To fill the canning jars, lift one at a time from the canning pot, pour the water out (save the water for other things such as watering plants or flushing toilets), and set the jar on a clean work surface. Use a measuring cup with a handle to scoop cubes of blanched squash from the holding bowl and dump them into the jar.

When the jar is nearly full, lift it and shake it up and down so the squash cubes settle in and fill spaces. Then add squash, shake the jar, and add squash until there is an inch of space between the top of the squash and the rim of the jar. At this point, fill the jar with boiling water left from blanching.

Use a chopstick or other non-metalic probe to release air bubbles trapped by the squash and top up the boiling water to cover the squash… still leave an inch between the water and the rim of the jar. Finally, wipe the rim and threads of the jar to remove any squash particles you might have gotten on them.

The photos in this post show the steps I took to can my neck pumpkin. I ended up canning all but a pint it. Of that pint, I cooked a small amount to taste, and used the rest to make pumpkin bread.

My neck pumpkin had the same consistency as butternut squash. The flesh was lighter in color and tasted sweeter than butternut. Also, my neck pumpkin’s flavor wasn’t as “squashy” as butternut… it was a little bland. Still, there’s room for slightly bland squash in my larder; most pumpkin breads and cakes have enough seasoning to make up for blandness in the pumpkin itself… I imagine my family will eat a lot of pumpkin bread and cake in the next year.

Place a heated lid on the jar, then screw a band onto it. Don’t pull a muscle tightening the band, but don’t be gentle either. When the band is tight, place the jar back into the canning pot. Repeat this procedure until all the jars are full or until you run out of squash.

Read the instructions for your pressure canner and follow them. For mine, I lock the lid on and bring the water to boil. When steam is coming out of the vent pipe (to the left of the pressure gauge), I let it cook for ten minutes. Then I set the pressure regulator on the vent pipe (right). I monitor the pressure gauge until it registers 11 pounds of pressure, then I adjust the heat of the stove to keep the pressure at 11 pounds. Once the pressure is up, I turn the heat down surprisingly low to maintain it… with a stove knob that runs from 0 (off) to 9 (hottest), a setting of about 2.5 is enough to maintain 11 pounds of pressure in the canner.

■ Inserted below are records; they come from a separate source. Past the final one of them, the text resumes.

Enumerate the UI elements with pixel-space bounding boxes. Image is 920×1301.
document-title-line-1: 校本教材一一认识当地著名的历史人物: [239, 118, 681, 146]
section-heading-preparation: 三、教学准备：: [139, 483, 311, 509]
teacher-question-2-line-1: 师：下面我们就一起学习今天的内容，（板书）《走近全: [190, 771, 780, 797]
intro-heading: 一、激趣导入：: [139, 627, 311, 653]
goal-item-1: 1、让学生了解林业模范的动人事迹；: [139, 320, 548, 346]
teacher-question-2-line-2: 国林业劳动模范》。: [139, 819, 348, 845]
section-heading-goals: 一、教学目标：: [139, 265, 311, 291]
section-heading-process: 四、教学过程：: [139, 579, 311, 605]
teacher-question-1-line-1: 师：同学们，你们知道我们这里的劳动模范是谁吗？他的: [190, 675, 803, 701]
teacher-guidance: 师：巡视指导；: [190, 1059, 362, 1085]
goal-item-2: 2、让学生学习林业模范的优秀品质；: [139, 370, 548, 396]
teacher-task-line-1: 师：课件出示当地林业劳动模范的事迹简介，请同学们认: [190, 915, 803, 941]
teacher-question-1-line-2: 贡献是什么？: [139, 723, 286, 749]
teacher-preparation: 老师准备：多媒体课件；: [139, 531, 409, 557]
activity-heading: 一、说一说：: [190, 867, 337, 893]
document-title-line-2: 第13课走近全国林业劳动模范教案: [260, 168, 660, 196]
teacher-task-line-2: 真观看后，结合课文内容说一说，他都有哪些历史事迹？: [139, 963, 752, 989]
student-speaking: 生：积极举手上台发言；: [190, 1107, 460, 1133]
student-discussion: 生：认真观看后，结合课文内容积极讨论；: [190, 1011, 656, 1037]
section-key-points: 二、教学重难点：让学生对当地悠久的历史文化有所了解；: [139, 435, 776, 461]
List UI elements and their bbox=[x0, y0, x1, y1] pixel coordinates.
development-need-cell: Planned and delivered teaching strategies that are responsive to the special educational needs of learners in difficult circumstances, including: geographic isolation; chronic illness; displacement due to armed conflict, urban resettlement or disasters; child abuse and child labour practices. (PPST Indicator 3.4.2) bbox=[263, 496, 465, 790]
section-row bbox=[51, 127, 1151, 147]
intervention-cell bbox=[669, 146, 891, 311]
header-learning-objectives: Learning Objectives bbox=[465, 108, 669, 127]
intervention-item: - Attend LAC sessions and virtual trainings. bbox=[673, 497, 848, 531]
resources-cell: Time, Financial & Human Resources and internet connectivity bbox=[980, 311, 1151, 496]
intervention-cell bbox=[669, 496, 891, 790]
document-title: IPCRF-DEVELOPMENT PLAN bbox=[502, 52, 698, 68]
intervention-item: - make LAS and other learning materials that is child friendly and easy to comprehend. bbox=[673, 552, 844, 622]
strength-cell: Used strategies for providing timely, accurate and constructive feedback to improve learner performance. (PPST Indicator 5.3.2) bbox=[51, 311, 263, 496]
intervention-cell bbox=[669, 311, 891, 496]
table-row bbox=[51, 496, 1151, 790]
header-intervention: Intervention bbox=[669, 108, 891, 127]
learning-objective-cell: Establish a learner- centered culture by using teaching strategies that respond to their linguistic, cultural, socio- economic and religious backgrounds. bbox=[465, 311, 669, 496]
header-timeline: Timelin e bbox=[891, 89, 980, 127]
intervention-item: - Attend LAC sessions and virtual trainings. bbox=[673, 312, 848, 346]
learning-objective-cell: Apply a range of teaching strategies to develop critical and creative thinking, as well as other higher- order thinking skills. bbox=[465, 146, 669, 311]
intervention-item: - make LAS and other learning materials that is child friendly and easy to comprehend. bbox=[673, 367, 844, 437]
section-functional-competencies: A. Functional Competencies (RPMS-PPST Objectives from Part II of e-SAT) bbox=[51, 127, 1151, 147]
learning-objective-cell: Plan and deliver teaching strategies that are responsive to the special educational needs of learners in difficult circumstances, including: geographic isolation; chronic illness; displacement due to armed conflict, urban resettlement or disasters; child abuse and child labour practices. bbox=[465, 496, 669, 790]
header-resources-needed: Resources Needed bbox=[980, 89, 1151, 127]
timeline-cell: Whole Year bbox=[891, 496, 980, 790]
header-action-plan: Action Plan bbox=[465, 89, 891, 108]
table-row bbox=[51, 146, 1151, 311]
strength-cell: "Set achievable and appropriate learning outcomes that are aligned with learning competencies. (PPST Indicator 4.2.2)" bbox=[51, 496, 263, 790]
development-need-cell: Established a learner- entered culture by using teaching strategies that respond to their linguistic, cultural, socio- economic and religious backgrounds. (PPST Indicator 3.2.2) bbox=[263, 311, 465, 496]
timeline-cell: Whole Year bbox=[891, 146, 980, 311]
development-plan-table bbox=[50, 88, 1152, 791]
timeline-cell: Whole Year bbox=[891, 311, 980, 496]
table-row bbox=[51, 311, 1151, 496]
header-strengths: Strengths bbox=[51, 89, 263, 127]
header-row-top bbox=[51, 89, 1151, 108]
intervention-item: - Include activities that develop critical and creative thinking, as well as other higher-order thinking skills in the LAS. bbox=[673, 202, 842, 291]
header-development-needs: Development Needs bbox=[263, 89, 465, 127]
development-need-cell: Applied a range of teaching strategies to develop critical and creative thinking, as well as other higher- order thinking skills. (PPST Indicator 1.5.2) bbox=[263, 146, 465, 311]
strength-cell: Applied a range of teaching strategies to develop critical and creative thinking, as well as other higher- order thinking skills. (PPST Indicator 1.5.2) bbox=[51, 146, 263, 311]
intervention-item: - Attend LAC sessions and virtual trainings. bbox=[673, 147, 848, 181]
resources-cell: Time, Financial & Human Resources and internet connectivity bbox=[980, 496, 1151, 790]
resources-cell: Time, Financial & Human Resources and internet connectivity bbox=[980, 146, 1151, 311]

For squash, the pressure must remain at or above 11 pounds for 90 minutes. If, at any point in that 90 minutes the pressure drops below 11 pounds, you need to get it back to 11 pounds and start timing from zero.

After 90 minutes, remove the canner from the heat and leave it alone until the pressure drops to zero; this could take ten or more minutes. My canning pot has a “vent lock” to tell whether it’s under pressure. When there is pressure, a metal disk rises above the lid (right). Once that disk drops back in place (left), it’s time to open the canner’s lid. With any canner, do this cautiously. I wear oven mitts, stand back from the canner, and keep the lid between me and the steam.

Set the lid aside, and lift the jars from the canning pot. Set them on a cooling rack or on a towel on the counter. Let them sit for a day so they cool and seal. As they cool, the lids will pop with a “ping.” After the jars cool, examine the lids to confirm that they form concave surfaces—they should bulge down into the jars. If you remove the band, you should be able to lift the jar by the lid. If a lid hasn’t sealed, refrigerate the jar and use its contents within three days.